Pour faire tomber la fièvre subséquente à l'opération, le patient absorbe une bouillie de plantes connues (par le Zohomou) pour leur vertu anti-fébrile. Les autres jours, un aide du Zohomou mélange un peu de la bouillie aux aliments des stagiaires. Enfin ceux-ci absorbent aussi de l'huile de palme mélangée des cendres des plantes ayant servi à confectionner la bouillie.

Ces remèdes se montrent assez efficaces, mais si les plaies d'un stagiaire ne se cicatrisaient pas et s'envenimaient, celui-ci serait supprimé immédiatement car il aurait certainement déplu aux Esprits.

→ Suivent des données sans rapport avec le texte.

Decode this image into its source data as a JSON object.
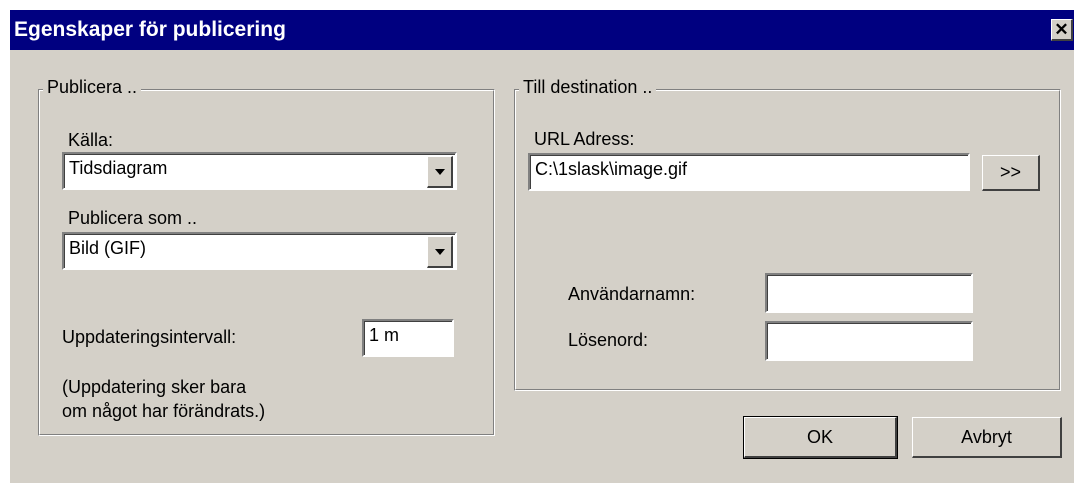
{
  "dialog": {
    "title": "Egenskaper för publicering",
    "close_symbol": "✕"
  },
  "publish_group": {
    "legend": "Publicera ..",
    "source_label": "Källa:",
    "source_value": "Tidsdiagram",
    "publish_as_label": "Publicera som ..",
    "publish_as_value": "Bild (GIF)",
    "interval_label": "Uppdateringsintervall:",
    "interval_value": "1 m",
    "note_line1": "(Uppdatering sker bara",
    "note_line2": "om något har förändrats.)"
  },
  "destination_group": {
    "legend": "Till destination ..",
    "url_label": "URL Adress:",
    "url_value": "C:\\1slask\\image.gif",
    "browse_label": ">>",
    "username_label": "Användarnamn:",
    "username_value": "",
    "password_label": "Lösenord:",
    "password_value": ""
  },
  "buttons": {
    "ok": "OK",
    "cancel": "Avbryt"
  }
}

Pendant que ces choses se passent dans le Polon, au village, les femmes et les non-initiés dansent en attendant les résultats. Lorsque les hommes rentrent, un chant joyeux éclate. Ils portent deux branches à la main et chacun en donne une à une femme. Tout le monde danse alors en rond, appelant le Nyomou « les enfants sont partis depuis longtemps, tout s'est-il bien passé ? ». Le Nyomou va alors venir au village ; lorsqu'on entend un cri et les voix du mâle et de la femelle, tous les non-initiés se retirent dans les cases (quitte à regarder par les fentes des portes). Le Nyomou passe, non costumé, accompagné de ses interprètes, de sa voix mâle, de sa voix femelle, des Zohonwã et des opérateurs. Lorsque la procession est terminée, tout le monde sort et les danses recommencent, ponctuées de nombreux coups de fusil.

Dans le Polon, les jeunes gens se construisent un village d'initiation, huttes sommaires de branchages où ils vont vivre pendant tout leur stage dans une tenue sommaire elle aussi, comportant une touffe de raphia attachée en avant à une ficelle qui fait le tour des reins.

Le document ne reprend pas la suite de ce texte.